JLR Takes to the Dirt to Advance Driverless Cars

Pushing tech to extremes improves it, Jaguar Land Rover’s Nigel Clarke tells Eric Volkman.

It was inevitable that autonomous research would veer off the streets. After all, the more adventurous of us occasionally free our vehicles from the asphalt and take them into nature.

However, it was perhaps more inevitable that Jaguar Land Rover (JLR), maker of some of the hardiest vehicles in history, would launch a research project dedicated to off-road autonomy. This past May, the storied British automaker announced the launch of its Cortex project, aimed at developing autonomy in a wide range of off-road conditions. It is collaborating with the University of Birmingham on the effort.

TU-Automotive spoke to JLR’s Level 5 all surface advanced sensing senior manager Nigel Clarke about Cortex, and the broader future of his company’s self-driving efforts.

Q. Why are you taking self-driving research into the woods and onto the hills?

“Self-driving technology relies on detection of road markings requiring clear markings and good weather. In reality, driving is never that simple. Road markings can be unclear, faded or obscured and weather and dirt can impact sensors. Taking autonomy off-road forces us to test our vehicles in the most extreme road and weather conditions. In doing so we will ensure that our self-driving vehicles will be the most capable on and off-road.”

Q. When did the Cortex project formally begin?

“Cortex was announced as part of the third round of Connected and Autonomous Vehicle funding from public “innovation agency” Innovate UK in March 2018. However, elements and features of the project have been going on for some time. We first spoke publicly about All Terrain Progress Control and Terrain Based Speed Adaptation in 2016 which certainly laid the foundations for this project. As an organization we’ve been working on autonomy for many years, UK Autodrive for example which has just shown Level 4 autonomy in Milton Keynes and Coventry City centers, began in 2015.”

Q. Are you concerned that your competition might take this as incentive to launch their own off-road autonomous projects?

“Not at all, there are so many key players in the world of self-driving that it would be a great surprise if no one else was working on this too! Self-driving is such a multi-faceted challenge requiring help from infrastructure, governments, academic institutions and specialist areas of expertise. Collaboration helps us to accelerate technology advancements and I’m positive that introducing competition only furthers this too.”

Q. It’s obvious that off-road autonomy has considerable obstacles. At this stage, what has been the most challenging aspect of the Cortex project?

“Its early days for Cortex but as we mentioned earlier we have been doing pre-work in this area. Historically, we have taken the results of Tier 1 suppliers to use in our products and have not worked directly with the technology and chip suppliers ourselves. So, we’ve had to build relationships with these companies to get access to raw data and the latest developments in hardware. The Tier 2’s have been very welcoming, their view being that it helps them get better understanding of what the end-user really needs from the technology. We now have raw data and the next challenge is “Big Data” and how to extract the information we believe we want from it.”

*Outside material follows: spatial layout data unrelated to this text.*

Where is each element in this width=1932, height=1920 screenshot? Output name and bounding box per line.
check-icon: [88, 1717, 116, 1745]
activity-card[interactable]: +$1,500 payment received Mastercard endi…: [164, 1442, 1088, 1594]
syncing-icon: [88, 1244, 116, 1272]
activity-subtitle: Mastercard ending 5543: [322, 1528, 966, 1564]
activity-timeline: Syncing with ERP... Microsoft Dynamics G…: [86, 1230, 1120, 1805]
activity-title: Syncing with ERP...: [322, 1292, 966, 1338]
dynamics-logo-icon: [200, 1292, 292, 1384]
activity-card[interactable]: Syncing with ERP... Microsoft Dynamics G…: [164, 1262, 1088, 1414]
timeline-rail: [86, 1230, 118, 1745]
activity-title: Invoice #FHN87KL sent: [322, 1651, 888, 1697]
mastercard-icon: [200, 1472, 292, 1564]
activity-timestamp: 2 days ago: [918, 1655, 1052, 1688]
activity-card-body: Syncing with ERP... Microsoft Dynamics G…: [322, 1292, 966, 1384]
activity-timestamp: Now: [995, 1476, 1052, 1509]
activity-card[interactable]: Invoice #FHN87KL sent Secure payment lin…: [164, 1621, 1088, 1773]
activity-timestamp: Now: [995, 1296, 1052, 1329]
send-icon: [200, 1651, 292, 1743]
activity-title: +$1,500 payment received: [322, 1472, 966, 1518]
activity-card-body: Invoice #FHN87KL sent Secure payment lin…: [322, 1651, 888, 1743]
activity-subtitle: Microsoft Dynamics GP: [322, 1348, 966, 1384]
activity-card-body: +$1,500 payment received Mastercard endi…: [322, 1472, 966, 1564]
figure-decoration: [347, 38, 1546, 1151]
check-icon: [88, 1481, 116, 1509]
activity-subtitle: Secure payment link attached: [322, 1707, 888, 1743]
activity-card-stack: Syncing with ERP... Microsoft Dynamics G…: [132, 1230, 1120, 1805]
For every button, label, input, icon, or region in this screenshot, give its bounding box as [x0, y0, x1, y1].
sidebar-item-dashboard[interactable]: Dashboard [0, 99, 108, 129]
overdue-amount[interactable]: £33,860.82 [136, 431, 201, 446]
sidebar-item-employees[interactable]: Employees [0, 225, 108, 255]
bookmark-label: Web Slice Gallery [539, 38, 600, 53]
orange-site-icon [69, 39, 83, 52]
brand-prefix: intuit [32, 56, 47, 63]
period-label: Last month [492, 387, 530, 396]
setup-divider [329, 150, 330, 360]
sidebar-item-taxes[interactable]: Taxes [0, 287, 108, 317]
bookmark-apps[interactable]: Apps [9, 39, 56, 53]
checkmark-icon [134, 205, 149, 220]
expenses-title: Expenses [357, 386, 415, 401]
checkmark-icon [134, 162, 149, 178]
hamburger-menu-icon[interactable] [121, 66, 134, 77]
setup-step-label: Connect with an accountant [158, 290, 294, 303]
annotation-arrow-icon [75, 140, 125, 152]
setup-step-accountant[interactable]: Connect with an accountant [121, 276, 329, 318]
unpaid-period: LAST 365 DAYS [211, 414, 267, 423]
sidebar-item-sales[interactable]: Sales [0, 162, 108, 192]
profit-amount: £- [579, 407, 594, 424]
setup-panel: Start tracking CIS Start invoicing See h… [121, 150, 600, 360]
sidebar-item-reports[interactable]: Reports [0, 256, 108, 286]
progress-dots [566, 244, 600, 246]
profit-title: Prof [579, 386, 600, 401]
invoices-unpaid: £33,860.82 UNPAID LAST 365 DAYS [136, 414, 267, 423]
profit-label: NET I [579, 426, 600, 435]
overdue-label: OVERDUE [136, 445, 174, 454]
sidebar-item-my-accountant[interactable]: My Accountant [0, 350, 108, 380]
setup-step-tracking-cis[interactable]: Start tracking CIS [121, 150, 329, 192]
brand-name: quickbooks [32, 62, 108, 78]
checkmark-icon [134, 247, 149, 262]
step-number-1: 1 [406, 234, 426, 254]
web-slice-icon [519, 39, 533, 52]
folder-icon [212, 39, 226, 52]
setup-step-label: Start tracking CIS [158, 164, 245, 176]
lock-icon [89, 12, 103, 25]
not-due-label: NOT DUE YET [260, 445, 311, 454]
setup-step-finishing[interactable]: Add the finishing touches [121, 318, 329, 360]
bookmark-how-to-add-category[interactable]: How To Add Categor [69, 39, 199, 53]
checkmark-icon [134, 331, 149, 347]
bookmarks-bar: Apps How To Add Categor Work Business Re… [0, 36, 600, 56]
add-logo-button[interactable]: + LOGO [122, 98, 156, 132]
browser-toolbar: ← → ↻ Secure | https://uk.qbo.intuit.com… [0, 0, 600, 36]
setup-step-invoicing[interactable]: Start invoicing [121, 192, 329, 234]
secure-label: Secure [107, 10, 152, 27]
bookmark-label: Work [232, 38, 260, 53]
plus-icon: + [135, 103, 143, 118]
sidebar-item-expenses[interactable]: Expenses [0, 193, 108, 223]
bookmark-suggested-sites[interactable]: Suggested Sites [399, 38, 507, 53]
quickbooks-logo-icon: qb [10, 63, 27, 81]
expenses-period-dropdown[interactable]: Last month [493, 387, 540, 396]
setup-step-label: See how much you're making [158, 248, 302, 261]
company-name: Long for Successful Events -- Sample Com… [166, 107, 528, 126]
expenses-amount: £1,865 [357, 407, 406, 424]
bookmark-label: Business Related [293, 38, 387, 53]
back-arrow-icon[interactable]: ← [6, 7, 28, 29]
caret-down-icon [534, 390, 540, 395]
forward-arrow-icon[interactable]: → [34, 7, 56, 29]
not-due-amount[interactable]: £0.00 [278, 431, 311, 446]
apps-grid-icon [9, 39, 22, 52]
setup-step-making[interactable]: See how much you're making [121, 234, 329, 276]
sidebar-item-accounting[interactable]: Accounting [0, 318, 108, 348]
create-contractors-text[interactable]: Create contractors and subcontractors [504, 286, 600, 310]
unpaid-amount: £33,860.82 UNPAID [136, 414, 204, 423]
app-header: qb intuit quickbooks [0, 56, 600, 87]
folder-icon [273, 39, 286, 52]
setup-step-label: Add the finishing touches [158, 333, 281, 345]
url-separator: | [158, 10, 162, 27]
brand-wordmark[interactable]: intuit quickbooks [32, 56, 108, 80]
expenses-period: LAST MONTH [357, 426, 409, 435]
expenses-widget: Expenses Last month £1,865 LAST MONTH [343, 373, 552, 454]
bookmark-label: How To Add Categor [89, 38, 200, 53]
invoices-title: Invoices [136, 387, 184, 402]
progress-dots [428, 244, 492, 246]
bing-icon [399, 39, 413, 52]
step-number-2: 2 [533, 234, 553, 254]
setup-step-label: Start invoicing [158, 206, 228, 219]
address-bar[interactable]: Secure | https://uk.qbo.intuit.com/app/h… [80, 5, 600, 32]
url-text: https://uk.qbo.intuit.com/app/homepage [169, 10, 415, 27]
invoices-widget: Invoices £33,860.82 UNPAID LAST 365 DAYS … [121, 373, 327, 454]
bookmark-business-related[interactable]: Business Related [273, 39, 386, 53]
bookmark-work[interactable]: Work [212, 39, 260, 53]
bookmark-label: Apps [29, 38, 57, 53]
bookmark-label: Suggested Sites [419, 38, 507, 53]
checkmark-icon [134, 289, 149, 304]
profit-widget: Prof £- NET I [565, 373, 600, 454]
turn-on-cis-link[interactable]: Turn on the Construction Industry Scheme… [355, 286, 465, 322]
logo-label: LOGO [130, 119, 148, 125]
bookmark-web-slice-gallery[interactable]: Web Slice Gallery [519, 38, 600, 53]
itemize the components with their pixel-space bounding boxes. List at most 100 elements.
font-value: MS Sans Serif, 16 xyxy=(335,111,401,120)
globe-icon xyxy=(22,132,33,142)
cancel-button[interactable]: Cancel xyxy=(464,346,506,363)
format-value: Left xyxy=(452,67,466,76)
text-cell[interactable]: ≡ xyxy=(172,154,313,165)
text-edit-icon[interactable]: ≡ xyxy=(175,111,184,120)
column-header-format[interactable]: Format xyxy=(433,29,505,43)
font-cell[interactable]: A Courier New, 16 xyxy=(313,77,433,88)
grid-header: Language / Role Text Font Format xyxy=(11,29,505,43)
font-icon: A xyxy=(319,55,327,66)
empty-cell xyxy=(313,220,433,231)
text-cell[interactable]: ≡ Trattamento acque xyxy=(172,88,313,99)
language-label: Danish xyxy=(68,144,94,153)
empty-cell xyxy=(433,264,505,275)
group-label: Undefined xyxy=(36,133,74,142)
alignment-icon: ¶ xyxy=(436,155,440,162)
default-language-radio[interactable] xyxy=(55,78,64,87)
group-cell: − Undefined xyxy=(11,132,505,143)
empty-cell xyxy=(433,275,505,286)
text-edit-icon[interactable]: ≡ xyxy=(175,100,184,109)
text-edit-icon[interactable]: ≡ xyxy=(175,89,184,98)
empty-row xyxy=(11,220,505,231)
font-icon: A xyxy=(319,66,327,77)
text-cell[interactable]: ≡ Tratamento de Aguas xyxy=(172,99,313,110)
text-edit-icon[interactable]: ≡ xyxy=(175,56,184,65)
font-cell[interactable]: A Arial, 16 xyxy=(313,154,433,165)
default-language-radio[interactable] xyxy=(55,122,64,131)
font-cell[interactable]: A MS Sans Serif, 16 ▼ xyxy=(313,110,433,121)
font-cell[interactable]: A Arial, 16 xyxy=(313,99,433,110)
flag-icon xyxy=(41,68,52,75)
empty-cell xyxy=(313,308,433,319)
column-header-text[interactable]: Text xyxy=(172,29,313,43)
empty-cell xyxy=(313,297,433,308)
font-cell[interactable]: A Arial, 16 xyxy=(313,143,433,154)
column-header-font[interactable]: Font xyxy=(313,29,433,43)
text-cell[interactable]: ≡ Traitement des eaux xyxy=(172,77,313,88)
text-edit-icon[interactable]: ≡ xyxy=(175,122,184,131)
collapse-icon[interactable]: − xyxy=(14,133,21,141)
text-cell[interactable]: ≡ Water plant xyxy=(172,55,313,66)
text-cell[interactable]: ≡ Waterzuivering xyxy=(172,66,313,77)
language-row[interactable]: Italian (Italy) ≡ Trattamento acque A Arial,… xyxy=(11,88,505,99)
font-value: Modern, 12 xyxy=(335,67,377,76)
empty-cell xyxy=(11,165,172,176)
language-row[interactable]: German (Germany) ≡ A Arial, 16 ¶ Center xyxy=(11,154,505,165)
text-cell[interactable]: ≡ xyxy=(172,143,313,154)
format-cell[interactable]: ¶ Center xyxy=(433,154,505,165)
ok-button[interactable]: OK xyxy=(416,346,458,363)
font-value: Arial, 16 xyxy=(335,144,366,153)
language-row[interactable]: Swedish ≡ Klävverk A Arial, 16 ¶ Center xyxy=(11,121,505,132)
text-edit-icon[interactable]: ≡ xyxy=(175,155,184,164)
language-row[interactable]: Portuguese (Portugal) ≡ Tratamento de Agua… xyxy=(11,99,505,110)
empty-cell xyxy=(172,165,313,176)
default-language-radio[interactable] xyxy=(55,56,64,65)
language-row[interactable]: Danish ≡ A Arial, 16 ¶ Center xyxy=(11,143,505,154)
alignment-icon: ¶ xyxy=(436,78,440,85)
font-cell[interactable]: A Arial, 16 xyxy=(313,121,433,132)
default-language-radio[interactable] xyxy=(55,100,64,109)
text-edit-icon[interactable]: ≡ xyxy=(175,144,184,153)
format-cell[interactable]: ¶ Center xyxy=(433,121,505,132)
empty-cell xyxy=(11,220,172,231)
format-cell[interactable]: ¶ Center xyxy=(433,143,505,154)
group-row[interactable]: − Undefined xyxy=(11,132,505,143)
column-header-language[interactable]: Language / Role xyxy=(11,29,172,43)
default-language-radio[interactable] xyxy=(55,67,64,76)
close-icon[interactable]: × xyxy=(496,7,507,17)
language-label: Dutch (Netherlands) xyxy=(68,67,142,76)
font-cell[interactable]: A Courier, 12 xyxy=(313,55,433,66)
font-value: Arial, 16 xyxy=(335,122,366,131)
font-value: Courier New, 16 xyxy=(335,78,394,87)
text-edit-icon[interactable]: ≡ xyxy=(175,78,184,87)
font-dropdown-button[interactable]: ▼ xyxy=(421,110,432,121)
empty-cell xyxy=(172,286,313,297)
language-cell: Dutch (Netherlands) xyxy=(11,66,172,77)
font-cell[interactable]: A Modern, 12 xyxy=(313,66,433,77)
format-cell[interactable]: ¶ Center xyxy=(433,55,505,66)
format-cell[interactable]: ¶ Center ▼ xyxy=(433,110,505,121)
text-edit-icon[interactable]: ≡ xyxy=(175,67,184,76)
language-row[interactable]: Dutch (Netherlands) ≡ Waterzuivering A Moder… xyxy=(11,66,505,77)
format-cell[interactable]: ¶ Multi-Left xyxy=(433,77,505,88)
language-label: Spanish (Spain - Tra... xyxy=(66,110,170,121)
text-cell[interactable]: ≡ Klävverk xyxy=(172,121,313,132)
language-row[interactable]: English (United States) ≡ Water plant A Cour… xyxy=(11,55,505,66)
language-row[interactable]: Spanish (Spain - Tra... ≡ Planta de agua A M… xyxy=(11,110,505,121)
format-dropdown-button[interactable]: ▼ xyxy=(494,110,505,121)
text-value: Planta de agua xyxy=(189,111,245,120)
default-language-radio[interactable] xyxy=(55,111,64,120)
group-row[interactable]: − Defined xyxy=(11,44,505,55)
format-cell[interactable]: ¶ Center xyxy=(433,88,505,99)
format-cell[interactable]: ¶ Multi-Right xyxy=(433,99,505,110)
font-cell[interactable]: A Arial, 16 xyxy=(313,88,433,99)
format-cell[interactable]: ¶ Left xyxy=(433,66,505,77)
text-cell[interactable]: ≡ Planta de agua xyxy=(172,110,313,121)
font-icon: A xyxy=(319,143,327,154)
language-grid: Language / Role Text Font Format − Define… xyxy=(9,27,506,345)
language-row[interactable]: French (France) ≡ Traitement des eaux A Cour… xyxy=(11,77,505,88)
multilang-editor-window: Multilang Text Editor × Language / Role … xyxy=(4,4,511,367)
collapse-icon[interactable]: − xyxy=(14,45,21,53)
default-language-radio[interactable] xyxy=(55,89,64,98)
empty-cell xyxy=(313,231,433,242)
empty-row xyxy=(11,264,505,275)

Q. You are conducting your research in England. Will you also develop and test off-road autonomy in other geographies and climates?

“We already test our off-road features around the world – we’ve just completed testing of other technologies in Arizona, Sweden, Dubai and India. So, yes we will test around the world.”

Q. Will we see intermediate stages of off-road assisted driving in your vehicles before a 100% autonomous car is finalized?

“Yes, for many self-driving can seem a daunting prospect and so it is hugely important that we introduce automated features gradually in an incremental and digestible fashion. This will help customers to adapt driving styles and realize the true value and potential of the features. In the short term, future it’s going to be challenging having automated and non-automated vehicles on the road at the same time and so we must be cautious of this in how we deploy various degrees of autonomy. Over the next ten years we will see a steady climb to our fully autonomous offering.”

Q. Roughly how long do you believe it will take for you to develop fully autonomous off-road capability?

“It’s difficult to put an exact date to this, whilst there are technical challenges for the project we have to overlay the societal challenges as well. For example, will there be an appetite from our customers or will the infrastructure and road networks be ready, how will the legislative framework support autonomy? That said we have an ambitious approach and hope we can lead the conversation in order to see a fully autonomous off-road capable vehicle within the decade.”

Q. How large is your team, and might it expand in future?

“Jaguar Land Rover is working hard to expand its Autonomy team – we recently opened facilities in Shannon and Manchester. We also have teams now in place in Portland, USA and Shanghai, China. Talking numbers around the Cortex project is difficult as its part of a bigger network of activities needed to deliver autonomy but, yes, the team is expanding rapidly.”